Panorama of Yedo (Tokyo) from Atagoyama, Felice Beato 1865

The Atago Shrine (愛宕神社, Atago Jinja) in Minato, Tokyo, Japan is a Shinto shrine established in 1603 (the eighth year of the Keichō era) on the order of shōgun Tokugawa Ieyasu. The current shrine buildings on the site date from 1958.

The shrine is located on Atagoyama, a hill rising 26 meters above sea level. In old times, the shrine had a splendid view of Tokyo, now obscured by high rises. The very steep stairs leading to the shrine are also famous, as they represent success in life.

According to legend, a young samurai dared to ride his horse up the stairs to deliver plum blossoms to the shōgun. It took his horse only one minute to get up, but 45 minutes to get down, and the horse was utterly exhausted afterwards. This scene is depicted in a painting in the main shrine hall.
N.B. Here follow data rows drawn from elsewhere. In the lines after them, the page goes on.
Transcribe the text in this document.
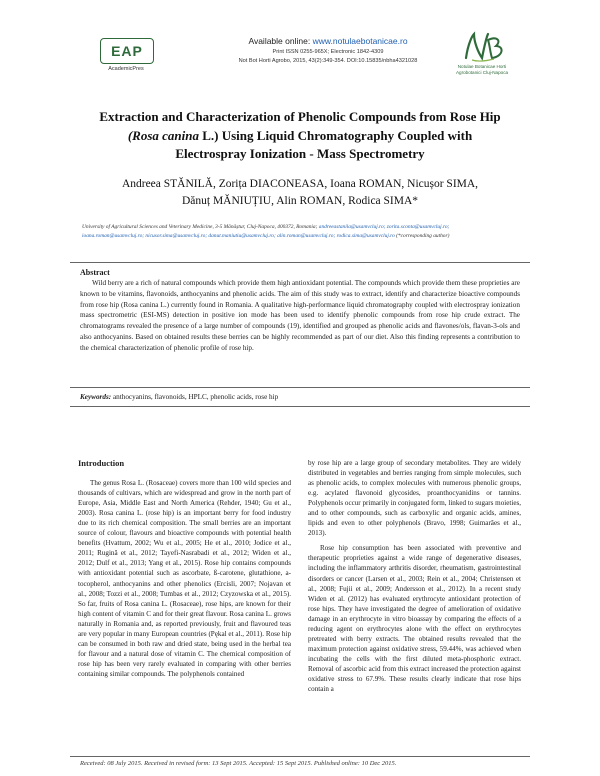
EAP
AcademicPres
Available online: www.notulaebotanicae.ro
Print ISSN 0255-965X; Electronic 1842-4309
Not Bot Horti Agrobo, 2015, 43(2):349-354. DOI:10.15835/nbha4321028
Notulae Botanicae Horti Agrobotanici Cluj-Napoca
Extraction and Characterization of Phenolic Compounds from Rose Hip
(Rosa canina L.) Using Liquid Chromatography Coupled with
Electrospray Ionization - Mass Spectrometry
Andreea STĂNILĂ, Zorița DIACONEASA, Ioana ROMAN, Nicușor SIMA,
Dănuț MĂNIUȚIU, Alin ROMAN, Rodica SIMA*
University of Agricultural Sciences and Veterinary Medicine, 3-5 Mănăștur, Cluj-Napoca, 400372, Romania; andreeastanila@usamvcluj.ro; zorita.sconta@usamvcluj.ro;
ioana.roman@usamvcluj.ro; nicusor.sima@usamvcluj.ro; danut.maniutiu@usamvcluj.ro; alin.roman@usamvcluj.ro; rodica.sima@usamvcluj.ro (*corresponding author)
Abstract
Wild berry are a rich of natural compounds which provide them high antioxidant potential. The compounds which provide them these proprieties are known to be vitamins, flavonoids, anthocyanins and phenolic acids. The aim of this study was to extract, identify and characterize bioactive compounds from rose hip (Rosa canina L.) currently found in Romania. A qualitative high-performance liquid chromatography coupled with electrospray ionization mass spectrometric (ESI-MS) detection in positive ion mode has been used to identify phenolic compounds from rose hip crude extract. The chromatograms revealed the presence of a large number of compounds (19), identified and grouped as phenolic acids and flavones/ols, flavan-3-ols and also anthocyanins. Based on obtained results these berries can be highly recommended as part of our diet. Also this finding represents a contribution to the chemical characterization of phenolic profile of rose hip.
Keywords: anthocyanins, flavonoids, HPLC, phenolic acids, rose hip
Introduction

The genus Rosa L. (Rosaceae) covers more than 100 wild species and thousands of cultivars, which are widespread and grow in the north part of Europe, Asia, Middle East and North America (Rehder, 1940; Gu et al., 2003). Rosa canina L. (rose hip) is an important berry for food industry due to its rich chemical composition. The small berries are an important source of colour, flavours and bioactive compounds with potential health benefits (Hvattum, 2002; Wu et al., 2005; He et al., 2010; Jodice et al., 2011; Rugină et al., 2012; Tayefi-Nasrabadi et al., 2012; Widen et al., 2012; Dulf et al., 2013; Yang et al., 2015). Rose hip contains compounds with antioxidant potential such as ascorbate, ß-carotene, glutathione, a-tocopherol, anthocyanins and other phenolics (Ercisli, 2007; Nojavan et al., 2008; Tozzi et al., 2008; Tumbas et al., 2012; Czyzowska et al., 2015). So far, fruits of Rosa canina L. (Rosaceae), rose hips, are known for their high content of vitamin C and for their great flavour. Rosa canina L. grows naturally in Romania and, as reported previously, fruit and flavoured teas are very popular in many European countries (Pękal et al., 2011). Rose hip can be consumed in both raw and dried state, being used in the herbal tea for flavour and a natural dose of vitamin C. The chemical composition of rose hip has been very rarely evaluated in comparing with other berries containing similar compounds. The polyphenols contained

by rose hip are a large group of secondary metabolites. They are widely distributed in vegetables and berries ranging from simple molecules, such as phenolic acids, to complex molecules with numerous phenolic groups, e.g. acylated flavonoid glycosides, proanthocyanidins or tannins. Polyphenols occur primarily in conjugated form, linked to sugars moieties, and to other compounds, such as carboxylic and organic acids, amines, lipids and even to other polyphenols (Bravo, 1998; Guimarães et al., 2013).

Rose hip consumption has been associated with preventive and therapeutic proprieties against a wide range of degenerative diseases, including the inflammatory arthritis disorder, rheumatism, gastrointestinal disorders or cancer (Larsen et al., 2003; Rein et al., 2004; Christensen et al., 2008; Fujii et al., 2009; Andersson et al., 2012). In a recent study Widen et al. (2012) has evaluated erythrocyte antioxidant protection of rose hips. They have investigated the degree of amelioration of oxidative damage in an erythrocyte in vitro bioassay by comparing the effects of a reducing agent on erythrocytes alone with the effect on erythrocytes pretreated with berry extracts. The obtained results revealed that the maximum protection against oxidative stress, 59.44%, was achieved when incubating the cells with the first diluted meta-phosphoric extract. Removal of ascorbic acid from this extract increased the protection against oxidative stress to 67.9%. These results clearly indicate that rose hips contain a

Received: 08 July 2015. Received in revised form: 13 Sept 2015. Accepted: 15 Sept 2015. Published online: 10 Dec 2015.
The shrine was erected to protect residents from fire, since its formerly excellent views were well suited to watch for fires, and therefore the main Shinto god worshipped in this shrine is the fire god Homusubi no Mikoto. Other gods worshipped are Mizuhanome no Mikoto (a god of water), Ōyamazumi no Mikoto (a god of mountains), and Yamato Takeru no Mikoto (a god of the military).